Bronwyn had her hands pressed over her mouth again as she tried to muffle her sobs, but she was wholly incapable of preventing the tears from flowing down her cheeks. She was a mess. She wanted to go to him but she knew he would not permit it, not until after he had said his piece. Yes, the emotional wound had been lanced, but the pus that had been festering away beneath the surface for so long had to drain before the healing process could begin.

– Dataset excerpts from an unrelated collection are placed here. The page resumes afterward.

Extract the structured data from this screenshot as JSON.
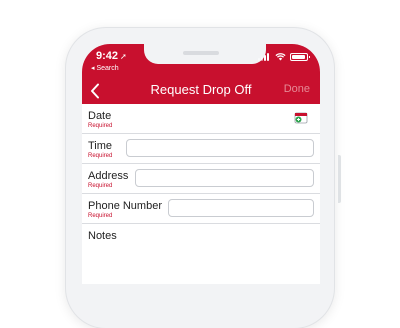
{
  "status": {
    "time": "9:42",
    "location_glyph": "➚",
    "back_app": "◂ Search"
  },
  "nav": {
    "title": "Request Drop Off",
    "done_label": "Done"
  },
  "form": {
    "date_label": "Date",
    "date_required": "Required",
    "time_label": "Time",
    "time_required": "Required",
    "time_value": "",
    "address_label": "Address",
    "address_required": "Required",
    "address_value": "",
    "phone_label": "Phone Number",
    "phone_required": "Required",
    "phone_value": "",
    "notes_label": "Notes"
  },
  "colors": {
    "brand_red": "#c8102e",
    "done_disabled": "#e68a96"
  }
}
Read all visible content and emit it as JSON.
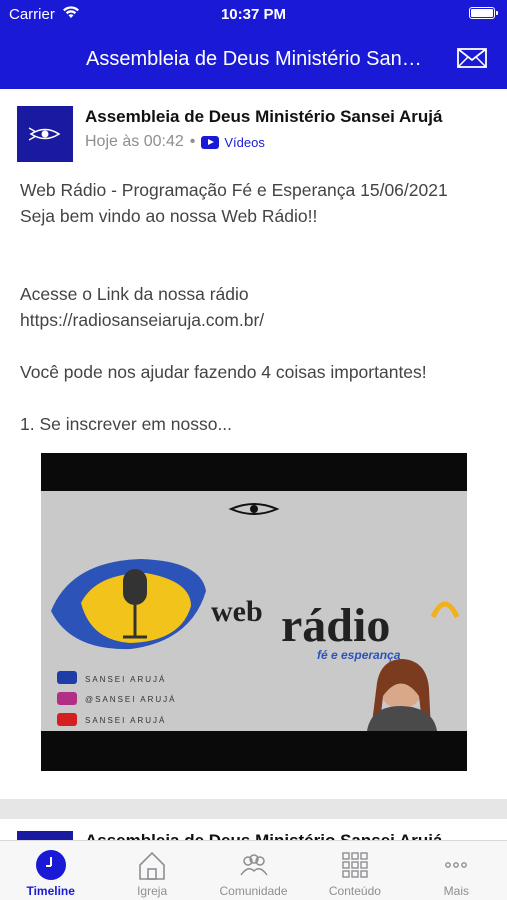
{
  "status_bar": {
    "carrier": "Carrier",
    "time": "10:37 PM"
  },
  "nav": {
    "title": "Assembleia de Deus Ministério Sansei Arujá",
    "mail_icon": "envelope-icon"
  },
  "post": {
    "author": "Assembleia de Deus Ministério Sansei Arujá",
    "time": "Hoje às 00:42",
    "separator": "•",
    "category": "Vídeos",
    "lines": [
      "Web Rádio - Programação Fé e Esperança 15/06/2021",
      "Seja bem vindo ao nossa Web Rádio!!",
      "Acesse o Link da nossa rádio",
      "https://radiosanseiaruja.com.br/",
      "Você pode nos ajudar fazendo 4 coisas importantes!",
      "1. Se inscrever em nosso..."
    ],
    "thumbnail": {
      "title_small": "web",
      "title_large": "rádio",
      "subtitle": "fé e esperança",
      "social": [
        {
          "icon": "facebook-icon",
          "text": "SANSEI ARUJÁ"
        },
        {
          "icon": "instagram-icon",
          "text": "@SANSEI ARUJÁ"
        },
        {
          "icon": "youtube-icon",
          "text": "SANSEI ARUJÁ"
        }
      ]
    }
  },
  "next_post": {
    "author": "Assembleia de Deus Ministério Sansei Arujá"
  },
  "tabs": [
    {
      "label": "Timeline",
      "icon": "clock-icon",
      "active": true
    },
    {
      "label": "Igreja",
      "icon": "church-icon",
      "active": false
    },
    {
      "label": "Comunidade",
      "icon": "people-icon",
      "active": false
    },
    {
      "label": "Conteúdo",
      "icon": "grid-icon",
      "active": false
    },
    {
      "label": "Mais",
      "icon": "more-icon",
      "active": false
    }
  ],
  "colors": {
    "brand": "#1a1ad6",
    "inactive": "#8e8e93"
  }
}
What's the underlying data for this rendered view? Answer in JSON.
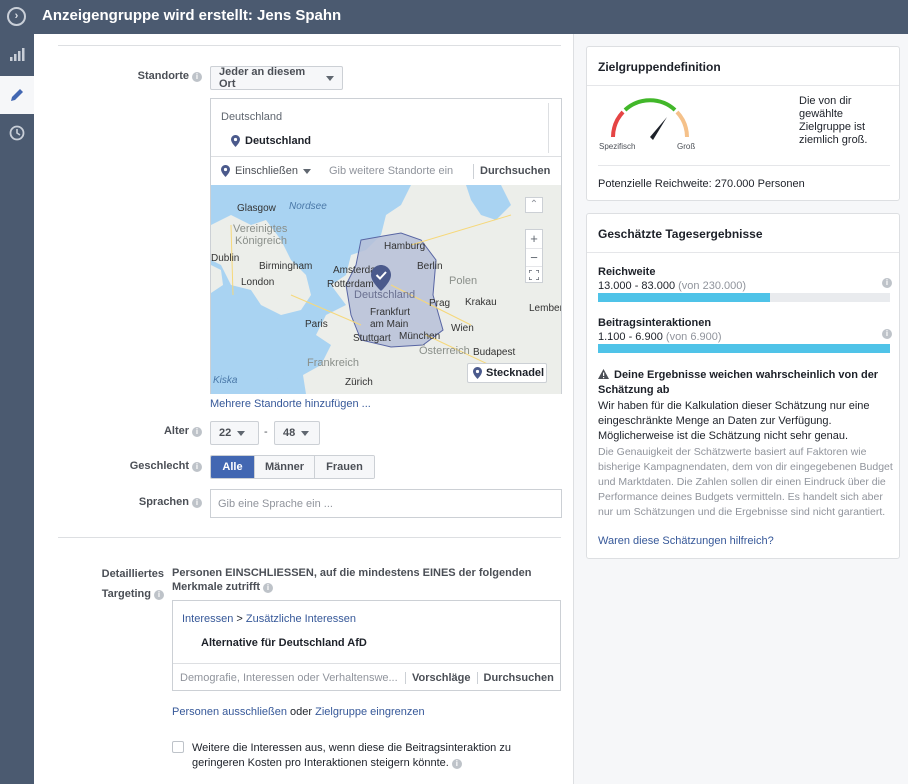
{
  "header": {
    "title": "Anzeigengruppe wird erstellt: Jens Spahn"
  },
  "nav": {
    "icons": [
      "chart-icon",
      "pencil-icon",
      "clock-icon"
    ]
  },
  "locations": {
    "label": "Standorte",
    "scope": "Jeder an diesem Ort",
    "group_heading": "Deutschland",
    "selected": "Deutschland",
    "mode": "Einschließen",
    "placeholder": "Gib weitere Standorte ein",
    "browse": "Durchsuchen",
    "pin_button": "Stecknadel",
    "add_multiple": "Mehrere Standorte hinzufügen ...",
    "map_labels": {
      "glasgow": "Glasgow",
      "nordsee": "Nordsee",
      "vk": "Vereinigtes",
      "kr": "Königreich",
      "dublin": "Dublin",
      "birmingham": "Birmingham",
      "london": "London",
      "hamburg": "Hamburg",
      "amsterdam": "Amsterdam",
      "berlin": "Berlin",
      "rotterdam": "Rotterdam",
      "deutschland": "Deutschland",
      "polen": "Polen",
      "paris": "Paris",
      "frankfurt": "Frankfurt",
      "ammain": "am Main",
      "prag": "Prag",
      "krakau": "Krakau",
      "stuttgart": "Stuttgart",
      "muenchen": "München",
      "wien": "Wien",
      "oesterreich": "Österreich",
      "frankreich": "Frankreich",
      "zuerich": "Zürich",
      "lemberg": "Lember",
      "budapest": "Budapest",
      "kiska": "Kiska"
    }
  },
  "age": {
    "label": "Alter",
    "from": "22",
    "separator": "-",
    "to": "48"
  },
  "gender": {
    "label": "Geschlecht",
    "options": [
      "Alle",
      "Männer",
      "Frauen"
    ]
  },
  "languages": {
    "label": "Sprachen",
    "placeholder": "Gib eine Sprache ein ..."
  },
  "targeting": {
    "label_line1": "Detailliertes",
    "label_line2": "Targeting",
    "description": "Personen EINSCHLIESSEN, auf die mindestens EINES der folgenden Merkmale zutrifft",
    "crumb_root": "Interessen",
    "crumb_sep": " > ",
    "crumb_leaf": "Zusätzliche Interessen",
    "item": "Alternative für Deutschland AfD",
    "placeholder": "Demografie, Interessen oder Verhaltenswe...",
    "suggestions": "Vorschläge",
    "browse": "Durchsuchen",
    "exclude_link": "Personen ausschließen",
    "or": " oder ",
    "narrow_link": "Zielgruppe eingrenzen",
    "expand_text": "Weitere die Interessen aus, wenn diese die Beitragsinteraktion zu geringeren Kosten pro Interaktionen steigern könnte."
  },
  "audience": {
    "title": "Zielgruppendefinition",
    "specific": "Spezifisch",
    "broad": "Groß",
    "description": "Die von dir gewählte Zielgruppe ist ziemlich groß.",
    "reach": "Potenzielle Reichweite: 270.000 Personen"
  },
  "daily": {
    "title": "Geschätzte Tagesergebnisse",
    "reach_label": "Reichweite",
    "reach_value": "13.000 - 83.000",
    "reach_of": "(von 230.000)",
    "reach_fraction": 0.59,
    "engagement_label": "Beitragsinteraktionen",
    "engagement_value": "1.100 - 6.900",
    "engagement_of": "(von 6.900)",
    "engagement_fraction": 1.0,
    "warning_title": "Deine Ergebnisse weichen wahrscheinlich von der Schätzung ab",
    "warning_text": "Wir haben für die Kalkulation dieser Schätzung nur eine eingeschränkte Menge an Daten zur Verfügung. Möglicherweise ist die Schätzung nicht sehr genau.",
    "note": "Die Genauigkeit der Schätzwerte basiert auf Faktoren wie bisherige Kampagnendaten, dem von dir eingegebenen Budget und Marktdaten. Die Zahlen sollen dir einen Eindruck über die Performance deines Budgets vermitteln. Es handelt sich aber nur um Schätzungen und die Ergebnisse sind nicht garantiert.",
    "feedback": "Waren diese Schätzungen hilfreich?"
  },
  "colors": {
    "accent": "#4267b2",
    "header": "#4b5a70",
    "bar": "#4fc3e8"
  }
}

"I'd just made up my mind to tell you everything," he continued in the same rambling, disorganized way that had characterized his entire monologue up till now. He was bouncing between the past and the present-just stating his thoughts as they popped into his head. "I heard your car starting up and I panicked, I was so sure that you would hurt yourself. I immediately gave chase and had my accident. Thinking I saw you there, I think it was the only way I could cope with having driven you away. I think that my subconscious had to have you betray me, because it gave me an excuse to tell myself that I hated you. I needed that excuse because knowing that I was to blame both for your leaving as well as for my deafness would have sent me even further off the deep end.